Furnishing/Furniture Shopping: So, from my last apartment, I knew I really didn’t want to bring a lot of the old furniture with me. It was fine for the little one-bedroom city apartment, but just not right for this new space. Through shopping trips (with the Cyclist) and internet searches, I’m finding my dream furniture and accent pieces and it really is so very exciting! I like the Cyclist’s opinions and our tastes seem to match, so that’s pretty cool. I have every intention of turning my new place into a nest built for comfort. And for guests. I can’t wait to have people over for sleepovers! It will probably take me a few months to get the things that I want because of the supply chain shortage, but by then I should be all treatment free and ready for guests.

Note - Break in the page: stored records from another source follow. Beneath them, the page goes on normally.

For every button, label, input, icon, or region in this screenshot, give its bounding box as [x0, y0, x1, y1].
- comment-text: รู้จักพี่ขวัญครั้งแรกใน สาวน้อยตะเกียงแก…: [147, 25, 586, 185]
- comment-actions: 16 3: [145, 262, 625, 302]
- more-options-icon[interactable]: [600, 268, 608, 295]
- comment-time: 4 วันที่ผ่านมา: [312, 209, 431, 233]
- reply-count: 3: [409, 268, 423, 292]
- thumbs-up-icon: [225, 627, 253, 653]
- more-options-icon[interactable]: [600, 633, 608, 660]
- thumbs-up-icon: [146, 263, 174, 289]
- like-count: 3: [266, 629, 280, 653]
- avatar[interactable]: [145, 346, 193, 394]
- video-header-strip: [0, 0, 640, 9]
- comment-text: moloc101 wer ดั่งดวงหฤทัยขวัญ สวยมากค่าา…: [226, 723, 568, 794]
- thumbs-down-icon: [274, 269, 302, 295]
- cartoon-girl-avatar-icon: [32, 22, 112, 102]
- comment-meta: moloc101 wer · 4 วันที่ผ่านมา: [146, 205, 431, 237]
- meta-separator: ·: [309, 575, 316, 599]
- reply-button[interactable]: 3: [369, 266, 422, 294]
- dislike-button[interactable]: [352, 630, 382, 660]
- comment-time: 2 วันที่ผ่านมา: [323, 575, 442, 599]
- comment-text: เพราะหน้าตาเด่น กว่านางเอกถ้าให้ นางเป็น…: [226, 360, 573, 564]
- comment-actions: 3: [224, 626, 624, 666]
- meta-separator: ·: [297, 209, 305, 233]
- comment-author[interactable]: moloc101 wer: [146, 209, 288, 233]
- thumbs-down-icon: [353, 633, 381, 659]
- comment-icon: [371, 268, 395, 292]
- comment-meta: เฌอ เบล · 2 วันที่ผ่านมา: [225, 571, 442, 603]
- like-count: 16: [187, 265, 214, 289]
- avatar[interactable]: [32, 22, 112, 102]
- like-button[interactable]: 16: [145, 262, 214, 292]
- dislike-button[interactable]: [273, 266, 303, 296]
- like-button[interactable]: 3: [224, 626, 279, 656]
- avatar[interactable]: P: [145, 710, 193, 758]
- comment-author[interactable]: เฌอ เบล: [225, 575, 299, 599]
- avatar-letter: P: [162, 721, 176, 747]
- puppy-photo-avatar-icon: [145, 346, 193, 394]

I have more to write about the new place - all the park trails that go on for miles and miles and the concierges with their quirks (get in good with these guys and they will go the extra mile for you!). I want to write about all of the good things close by (Maria has invited me to the country club where she is a member, and that is within walking distance!), so much good food, shopping and entertainment close (not that I’m doing a TON of that right now, but just good to know what’s close).
And I want to get to know my new neighbors. Martini and I have met the adorable dog Callie and her mom who live next door - we share a patio with just a little dividing barrier between us so the dogs met through the bars of the barrier - so cute!
And I feel like I’m in the home stretch with cancer treatment (NINE down, three more to go!), so I see many, many lights at the end of a very dark tunnel.
Lots to do, but lots already accomplished. I’m feeling good, y’all.